Но, конечно, встреча с Достоевским и Страховым радовала его не только из меркантильных соображений. Он поделится с ними своими новыми мыслями и решениями, докажет, что рано еще списывать его со счетов. В счастливом нетерпении он вскочил с кровати, пересек комнату, повернул ключ в ржавом замке и ударом кулака распахнул створку двери. То не были Достоевский и Страхов, хотя тоже приятные люди: помощник смотрителя долговой тюрьмы Иван Иванович, маленький, ссохшийся, но очень живой и душевный старичок, и громадный полицейский, которого Григорьев встречал на улице, но не знал по имени.
— Аполлон Александрович! — воскликнул помощник смотрителя, простирая к Григорьеву сухонькие, усыпанные гречкой руки.
— Иван Иванович! Какими судьбами? Милости прошу! — радовался Григорьев, пропуская гостей в комнату.
— Имею честь представить вам Афанасия Капитоныча Козодоева. Видом звероподобен, сердцем кроток, как голубь.
— Очень, очень рад! — Григорьев не без удовольствия вложил небольшую женственную руку в огромную теплую длань полицейского. Он любил таких вот больших, кряжистых и добрых от своей силы людей. Афанасий Капитоныч с трогательной осторожностью чуть помял ему пальцы. — Прошу, господа! Извините, что не прибрано, не ждал!.. Располагайтесь. Пожалуйте сюда, в креслице, Иван Иваныч. А вы, дражайший Афанасий Капитоныч, лучше на кровать, стульца весьма непрочны по причине крайней ветхости.
Григорьев уже пережил разочарование и сейчас был искренне рад нежданным гостям. Он не раз сиживал в Долговом и успел оценить редкую доброту и деликатность Ивана Иваныча, к тому же тонкого ценителя и знатока отечественной словесности. Попечением Ивана Иваныча Григорьев всегда был устроен в «Тарасихе» наилучшим образом: чистая сухая камера, тихие, благовоспитанные соседи; для работы — кабинетик Ивана Иваныча в тюремной канцелярии; когда его навещали друзья — Страхов, Михаил Достоевский, Милюков, — Иван Иваныч принимал их по-семейному — этот бедняк собрал под своим кровом всех неимущих родственников — на казенной квартире при Долговом, угощал чаем, кофеем, и хороший разговор затягивался нередко за полночь.
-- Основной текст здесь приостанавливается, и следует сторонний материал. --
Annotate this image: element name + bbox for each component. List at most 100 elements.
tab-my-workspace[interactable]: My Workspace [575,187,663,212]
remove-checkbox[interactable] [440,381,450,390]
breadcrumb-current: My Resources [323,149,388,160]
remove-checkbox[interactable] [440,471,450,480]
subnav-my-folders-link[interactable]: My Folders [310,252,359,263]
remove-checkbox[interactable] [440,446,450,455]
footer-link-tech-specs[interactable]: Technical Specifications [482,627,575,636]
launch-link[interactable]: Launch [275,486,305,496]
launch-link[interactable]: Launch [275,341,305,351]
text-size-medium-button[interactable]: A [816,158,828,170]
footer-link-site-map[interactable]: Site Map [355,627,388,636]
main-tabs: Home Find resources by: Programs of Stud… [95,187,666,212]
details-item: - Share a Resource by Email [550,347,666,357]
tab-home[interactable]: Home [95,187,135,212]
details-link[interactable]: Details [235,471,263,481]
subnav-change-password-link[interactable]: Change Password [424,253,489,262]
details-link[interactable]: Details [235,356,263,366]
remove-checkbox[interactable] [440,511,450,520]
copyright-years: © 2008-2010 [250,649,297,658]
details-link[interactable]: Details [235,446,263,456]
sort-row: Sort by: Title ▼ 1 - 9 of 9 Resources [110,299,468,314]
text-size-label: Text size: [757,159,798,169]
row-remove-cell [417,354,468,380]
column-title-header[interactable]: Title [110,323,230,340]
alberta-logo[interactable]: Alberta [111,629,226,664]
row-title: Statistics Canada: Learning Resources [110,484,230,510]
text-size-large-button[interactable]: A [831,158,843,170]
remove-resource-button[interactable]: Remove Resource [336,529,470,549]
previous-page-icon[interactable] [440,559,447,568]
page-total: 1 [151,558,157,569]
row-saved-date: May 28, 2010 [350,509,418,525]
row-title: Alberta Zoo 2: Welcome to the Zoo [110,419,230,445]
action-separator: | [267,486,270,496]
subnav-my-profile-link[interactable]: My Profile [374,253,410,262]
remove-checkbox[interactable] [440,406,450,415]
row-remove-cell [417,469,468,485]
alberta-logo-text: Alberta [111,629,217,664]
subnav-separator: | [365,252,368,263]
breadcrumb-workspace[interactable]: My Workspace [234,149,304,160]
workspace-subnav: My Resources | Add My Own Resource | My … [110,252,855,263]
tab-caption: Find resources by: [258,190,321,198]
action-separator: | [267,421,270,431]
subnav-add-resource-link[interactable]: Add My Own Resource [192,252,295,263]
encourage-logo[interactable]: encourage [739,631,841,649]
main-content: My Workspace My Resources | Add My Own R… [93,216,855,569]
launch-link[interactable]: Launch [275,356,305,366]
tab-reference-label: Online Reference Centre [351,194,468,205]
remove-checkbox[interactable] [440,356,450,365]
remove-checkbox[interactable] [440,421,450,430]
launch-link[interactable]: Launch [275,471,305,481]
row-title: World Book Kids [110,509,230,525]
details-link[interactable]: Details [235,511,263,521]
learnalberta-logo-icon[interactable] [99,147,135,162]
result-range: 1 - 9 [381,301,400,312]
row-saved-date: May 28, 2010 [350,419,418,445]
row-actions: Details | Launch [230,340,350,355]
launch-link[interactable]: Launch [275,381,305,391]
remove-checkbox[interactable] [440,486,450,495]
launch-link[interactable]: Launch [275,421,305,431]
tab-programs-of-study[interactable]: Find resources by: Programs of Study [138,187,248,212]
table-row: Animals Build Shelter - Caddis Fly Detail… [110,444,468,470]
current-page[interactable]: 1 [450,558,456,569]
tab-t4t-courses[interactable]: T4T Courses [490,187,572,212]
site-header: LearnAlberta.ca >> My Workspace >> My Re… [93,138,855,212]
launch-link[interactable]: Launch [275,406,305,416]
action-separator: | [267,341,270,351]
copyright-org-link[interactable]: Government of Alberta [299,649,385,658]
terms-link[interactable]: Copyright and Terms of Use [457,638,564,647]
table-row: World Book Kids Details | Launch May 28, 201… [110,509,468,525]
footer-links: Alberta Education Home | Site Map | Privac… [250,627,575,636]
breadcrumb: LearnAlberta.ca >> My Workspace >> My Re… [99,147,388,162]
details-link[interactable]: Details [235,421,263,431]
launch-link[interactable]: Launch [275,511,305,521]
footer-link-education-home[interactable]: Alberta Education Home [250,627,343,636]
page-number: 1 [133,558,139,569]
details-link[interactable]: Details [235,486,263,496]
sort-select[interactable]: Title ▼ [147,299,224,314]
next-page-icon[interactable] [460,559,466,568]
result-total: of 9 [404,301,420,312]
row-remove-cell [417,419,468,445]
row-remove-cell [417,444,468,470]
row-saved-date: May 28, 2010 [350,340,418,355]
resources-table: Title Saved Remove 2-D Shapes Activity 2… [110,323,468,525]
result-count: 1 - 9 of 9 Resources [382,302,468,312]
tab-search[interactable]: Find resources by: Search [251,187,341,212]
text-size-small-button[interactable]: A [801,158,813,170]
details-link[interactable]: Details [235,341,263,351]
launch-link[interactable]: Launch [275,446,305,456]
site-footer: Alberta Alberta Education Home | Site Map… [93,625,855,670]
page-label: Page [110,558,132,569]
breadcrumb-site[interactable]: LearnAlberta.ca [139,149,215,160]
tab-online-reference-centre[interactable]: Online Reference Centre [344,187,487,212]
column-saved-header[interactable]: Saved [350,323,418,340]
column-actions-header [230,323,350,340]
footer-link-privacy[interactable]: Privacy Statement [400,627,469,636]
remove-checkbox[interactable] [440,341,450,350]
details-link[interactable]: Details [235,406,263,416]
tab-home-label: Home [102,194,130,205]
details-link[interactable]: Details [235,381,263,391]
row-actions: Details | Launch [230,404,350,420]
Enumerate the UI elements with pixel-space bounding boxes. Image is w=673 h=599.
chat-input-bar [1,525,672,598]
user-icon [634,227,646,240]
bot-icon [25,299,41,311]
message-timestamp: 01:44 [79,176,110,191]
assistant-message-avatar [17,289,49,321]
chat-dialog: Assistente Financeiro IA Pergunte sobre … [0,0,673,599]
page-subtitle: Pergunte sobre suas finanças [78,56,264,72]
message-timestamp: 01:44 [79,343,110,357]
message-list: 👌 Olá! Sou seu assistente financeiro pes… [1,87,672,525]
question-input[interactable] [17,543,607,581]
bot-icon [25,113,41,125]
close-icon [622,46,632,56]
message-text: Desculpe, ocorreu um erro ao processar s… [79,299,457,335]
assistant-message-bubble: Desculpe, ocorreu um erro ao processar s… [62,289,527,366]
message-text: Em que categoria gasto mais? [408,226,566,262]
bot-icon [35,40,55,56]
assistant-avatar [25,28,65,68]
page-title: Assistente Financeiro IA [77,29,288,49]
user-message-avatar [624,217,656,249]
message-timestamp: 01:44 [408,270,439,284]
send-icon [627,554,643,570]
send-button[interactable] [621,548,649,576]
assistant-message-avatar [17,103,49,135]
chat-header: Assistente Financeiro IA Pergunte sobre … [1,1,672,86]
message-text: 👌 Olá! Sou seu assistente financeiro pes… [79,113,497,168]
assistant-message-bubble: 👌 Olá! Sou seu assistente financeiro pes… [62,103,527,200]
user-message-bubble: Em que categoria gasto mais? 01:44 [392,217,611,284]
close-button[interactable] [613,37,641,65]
Он даже в город Григорьева отпускал, что было уж и вовсе против правил. Но кроме доброты у Ивана Иваныча был хороший раскидистый русский ум, который не сразу угадывался за самоуничижительной повадкой. Но коли собеседник брал на себя труд проникнуть за шутейную оболочку, то открывал геттингенскую способность к воспарению на привязке русской проницательности.
Иван Иваныч был человеком с образованием и некогда занимал довольно видный пост в министерстве юстиции, но что-то у него случилось, какой-то малый служебный проступок, ловко преувеличенный завистливым наветом, и многообещающий чиновник скатился по ступеням служебной лестницы почти в самый низ. Григорьев был убежден, что никакой вины на Иване Иваныче вообще нет, а погубила его злосчастная русская доля. Громадная семья, почти нищенская бедность, приверженность к Лиэю и светлый бескорыстный разум придавали образу Ивана Иваныча классическую завершенность.
— Ну, что там у вас? Какие новости? — интересовался Григорьев, мучаясь, что ему нечем попотчевать хороших людей.
— Да что у нас может быть, почтенный Аполлон Александрович? Все по-прежнему тихо, мирно, день-ночь — сутки прочь.
— А из «старичков» вернулся кто?
— Как не вернуться? Почитай, все на месте.
— И грузинская царица? — улыбнулся Григорьев.
— Помните, однако! — обрадовался Иван Иваныч. — Как же-с! Вновь украшает нашу скромную обитель. И еще больше драгоценного металла на себя понавешала. Обвилась до самых пят златой цепью, как пушкинский дуб на лукоморье.
— А купец… Разуваев?
— И его увидите, в том же долгополом сюртуке и высоких сапогах со скрипом.
— А зачем мне его видеть? — нахмурился Григорьев. — Какая нужда?
— Как же-с? — смутился Иван Иваныч. — Всех своих старых дружков встретите, кроме Селиванова, франта усатого. Плохая ему карта вышла, в настоящую тюрьму угодил.
— Так вы за мной пришли? — упавшим голосом сказал Григорьев, только сейчас догадавшись о причине неожиданного визита помощника смотрителя и полицейского.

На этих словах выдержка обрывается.